The Purifying Nature of the Fire and the Divisions of Mankind On the Day of Judgement
Imām Ibn al-Qayyim
Allāh says:
وَأَقْسَمُوا بِاللَّهِ جَهْدَ أَيْمَانِهِمْ ۙ لَا يَبْعَثُ اللَّهُ مَن يَمُوتُ ۚ بَلَىٰ وَعْدًا عَلَيْهِ حَقًّا وَلَٰكِنَّ أَكْثَرَ النَّاسِ لَا يَعْلَمُونَ ﴿٣٨﴾ لِيُبَيِّنَ لَهُمُ الَّذِي يَخْتَلِفُونَ فِيهِ وَلِيَعْلَمَ الَّذِينَ كَفَرُوا أَنَّهُمْ كَانُوا كَاذِبِينَ ﴿٣٩﴾
‘And they swear by Allah their strongest oaths [that] Allāh will not resurrect one who dies. But yes – [it is] a true promise [binding] upon Him, but most of the people do not know. [It is] so He will make clear to them [the truth of] that wherein they differ and so those who have disbelieved may know that they were liars.’
[al-Nahl, 16:38-39]
Imām Ibn Al-Qayyim [d. 751 AH] comments:
The intent behind these verses is that Allāh, the Exalted, the Most High, has placed happiness and sadness in specific places, for which they are known.
The Nature of the Good Soul
Happy, righteous, [individuals] engage in nought but goodness, find nothing else appropriate [for their disposition]. They carry out only actions of goodness, producing only good, and clothing themselves in only goodness.

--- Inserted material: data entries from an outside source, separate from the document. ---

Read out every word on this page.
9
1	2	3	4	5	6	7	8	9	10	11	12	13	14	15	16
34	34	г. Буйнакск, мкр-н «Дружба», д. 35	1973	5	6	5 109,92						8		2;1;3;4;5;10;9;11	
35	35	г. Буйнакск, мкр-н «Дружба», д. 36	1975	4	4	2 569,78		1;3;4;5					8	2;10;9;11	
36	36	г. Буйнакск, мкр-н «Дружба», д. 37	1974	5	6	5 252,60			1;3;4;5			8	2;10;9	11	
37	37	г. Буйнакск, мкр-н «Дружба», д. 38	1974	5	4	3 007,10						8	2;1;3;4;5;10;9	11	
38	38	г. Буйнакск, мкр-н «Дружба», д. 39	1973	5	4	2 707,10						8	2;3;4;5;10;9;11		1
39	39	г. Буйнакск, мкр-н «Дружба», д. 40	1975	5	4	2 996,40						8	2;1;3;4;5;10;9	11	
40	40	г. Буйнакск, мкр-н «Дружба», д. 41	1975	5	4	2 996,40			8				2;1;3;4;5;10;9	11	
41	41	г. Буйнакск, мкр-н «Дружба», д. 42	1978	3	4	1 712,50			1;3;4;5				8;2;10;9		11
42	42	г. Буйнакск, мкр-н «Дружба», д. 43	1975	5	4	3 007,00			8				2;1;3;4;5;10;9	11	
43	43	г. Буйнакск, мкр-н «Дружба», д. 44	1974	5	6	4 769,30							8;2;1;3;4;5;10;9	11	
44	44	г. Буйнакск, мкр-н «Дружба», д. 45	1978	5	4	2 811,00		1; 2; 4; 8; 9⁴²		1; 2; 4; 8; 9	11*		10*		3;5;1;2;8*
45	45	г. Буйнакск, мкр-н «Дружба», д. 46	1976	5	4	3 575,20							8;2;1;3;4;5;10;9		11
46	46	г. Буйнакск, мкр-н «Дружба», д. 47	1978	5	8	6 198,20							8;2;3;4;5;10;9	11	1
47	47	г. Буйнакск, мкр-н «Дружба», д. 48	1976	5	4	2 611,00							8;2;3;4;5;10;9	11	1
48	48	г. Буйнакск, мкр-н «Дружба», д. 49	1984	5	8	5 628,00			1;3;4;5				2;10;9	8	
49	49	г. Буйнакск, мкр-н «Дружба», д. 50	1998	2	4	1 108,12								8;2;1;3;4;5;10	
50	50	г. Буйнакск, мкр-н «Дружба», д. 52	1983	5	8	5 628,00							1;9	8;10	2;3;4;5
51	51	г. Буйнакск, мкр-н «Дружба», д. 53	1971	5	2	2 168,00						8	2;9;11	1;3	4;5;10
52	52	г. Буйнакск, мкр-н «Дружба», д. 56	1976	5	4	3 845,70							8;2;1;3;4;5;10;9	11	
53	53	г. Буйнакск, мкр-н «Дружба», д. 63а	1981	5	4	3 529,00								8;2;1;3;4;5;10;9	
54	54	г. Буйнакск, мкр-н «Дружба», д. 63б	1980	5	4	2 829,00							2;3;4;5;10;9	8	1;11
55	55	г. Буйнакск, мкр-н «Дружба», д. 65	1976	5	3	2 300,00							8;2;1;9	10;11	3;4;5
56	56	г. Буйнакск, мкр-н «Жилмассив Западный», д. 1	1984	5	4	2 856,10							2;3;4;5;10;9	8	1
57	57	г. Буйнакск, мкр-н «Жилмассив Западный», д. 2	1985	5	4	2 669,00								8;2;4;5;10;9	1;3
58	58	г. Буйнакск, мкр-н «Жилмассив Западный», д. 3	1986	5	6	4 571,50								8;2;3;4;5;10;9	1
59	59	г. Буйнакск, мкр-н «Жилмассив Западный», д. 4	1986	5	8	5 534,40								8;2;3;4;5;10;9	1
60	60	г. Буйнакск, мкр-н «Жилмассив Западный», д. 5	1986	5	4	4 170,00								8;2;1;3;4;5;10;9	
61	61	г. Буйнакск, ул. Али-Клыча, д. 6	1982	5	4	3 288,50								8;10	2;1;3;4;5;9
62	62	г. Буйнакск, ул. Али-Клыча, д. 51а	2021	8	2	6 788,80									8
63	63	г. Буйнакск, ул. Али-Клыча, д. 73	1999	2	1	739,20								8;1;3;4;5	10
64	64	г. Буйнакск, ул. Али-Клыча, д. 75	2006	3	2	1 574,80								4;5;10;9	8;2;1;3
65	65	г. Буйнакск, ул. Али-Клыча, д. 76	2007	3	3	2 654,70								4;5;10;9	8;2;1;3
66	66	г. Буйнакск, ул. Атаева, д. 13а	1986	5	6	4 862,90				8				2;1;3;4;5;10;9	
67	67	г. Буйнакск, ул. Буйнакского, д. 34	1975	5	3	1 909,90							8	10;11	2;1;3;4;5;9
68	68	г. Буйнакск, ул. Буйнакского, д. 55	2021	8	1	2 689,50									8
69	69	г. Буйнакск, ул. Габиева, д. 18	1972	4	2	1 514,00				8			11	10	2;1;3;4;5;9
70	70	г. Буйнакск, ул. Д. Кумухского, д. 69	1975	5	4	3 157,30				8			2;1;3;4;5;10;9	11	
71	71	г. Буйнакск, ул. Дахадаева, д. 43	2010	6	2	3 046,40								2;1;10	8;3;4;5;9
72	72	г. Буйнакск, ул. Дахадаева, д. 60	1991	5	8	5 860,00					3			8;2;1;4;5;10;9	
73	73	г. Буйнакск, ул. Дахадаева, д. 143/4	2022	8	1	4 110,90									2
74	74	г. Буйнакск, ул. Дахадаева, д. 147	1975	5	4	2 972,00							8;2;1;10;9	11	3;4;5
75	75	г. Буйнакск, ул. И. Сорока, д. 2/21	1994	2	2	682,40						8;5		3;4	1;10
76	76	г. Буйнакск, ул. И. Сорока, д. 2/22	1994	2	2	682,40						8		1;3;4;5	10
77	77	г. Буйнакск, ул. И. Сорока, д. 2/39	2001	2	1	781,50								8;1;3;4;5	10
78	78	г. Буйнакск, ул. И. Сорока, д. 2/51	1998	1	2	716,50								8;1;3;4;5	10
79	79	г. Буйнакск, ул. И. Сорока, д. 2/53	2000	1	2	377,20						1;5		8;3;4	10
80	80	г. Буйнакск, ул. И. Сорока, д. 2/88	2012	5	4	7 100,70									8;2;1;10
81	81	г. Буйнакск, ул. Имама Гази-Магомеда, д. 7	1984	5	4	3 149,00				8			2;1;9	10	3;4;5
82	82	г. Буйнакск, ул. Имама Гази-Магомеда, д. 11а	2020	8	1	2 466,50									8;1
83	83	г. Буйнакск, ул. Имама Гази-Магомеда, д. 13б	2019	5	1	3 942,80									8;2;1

The Nature of the Wretched Soul
Just as sadness and detestable obscenity is appropriate only for its own horrid ilk. Thus, [they do not] hasten except towards that which is obscene and they produce only it.
For the detestable ones’ heart cleaves, its horrid nature spreads to the tongue and the limbs. Just as the heart of the people of goodness cleaves, spreading that goodness to their tongue and limbs.
The Soul that Contains Goodness and Wretchedness
There may also be within a person both qualities.
Whichever is able to overcome the other, he will be from among its people. If Allāh wants good for him, He will purify his heart from its detestable matter before his demise such that he is resurrected on the Day of Reckoning in a purified state.
Hence, he does not require purification by Fire. Rather, he is purified from it by means of guidance towards sincere repentance, or by good deeds which erase whatever [evil] has transpired, or by expiating catastrophes that befell him, so that he may meet Allāh free of sin.
[Allāh may also] choose to prevent another from these articles of purification. Thus, he meets Him on the Day of Reckoning in the possession of a detestable element, along with his goodness. However, the Wisdom of the Most High objects that any should cohabitate with Him while in the possession of the elements of his detestable nature. So He will enter him into the Fire to purify him, as a means of removing that which has polluted him, to smelt [his sin] as one does to produce pure metal. If the shining ingot of his īmān is finally free from that which has contaminated it, he then becomes suited to exist beside Him [Allāh], and his fellow cohabitants of goodness from among His slaves. The length of residence in the fire for this substrata of mankind will be proportional to the rapidity and slowness of the removal of their pollutants. The quickest among them in the removal of this contaminant will be the quickest in removal [from the Fire], just as the slowest in removal of this contaminant will be the slowest in removal from [from the Fire]. A befitting recompense (according to the nature of their crimes). And your Lord is not an opressor of His slaves.
The Status of the Polytheists on the Day of Judgement
As for the polytheist, he is a detestable kind, his very being is contaminated. The Fire cannot purify his horrid nature. Rather, should he be removed from it, he will return to his detestable ways just as he originally entered it like a dog who enters the ocean and comes out from it. Thus does Allāh make Paradise forever ḥarām for the polytheist.
Just as the believer is pure and purifies others and is thus innocent from contaminants, the Fire is ḥarām for him. For he contains nothing that requires purification. So glory be to the One whose Wisdom overwhelms the intellects and minds of men who have understanding! For His slaves who possess undisturbed dispositions and intellects testify that He is the most just of all judges, the Lord of everything in existence, there is nothing to be worshipped in truth except for Him.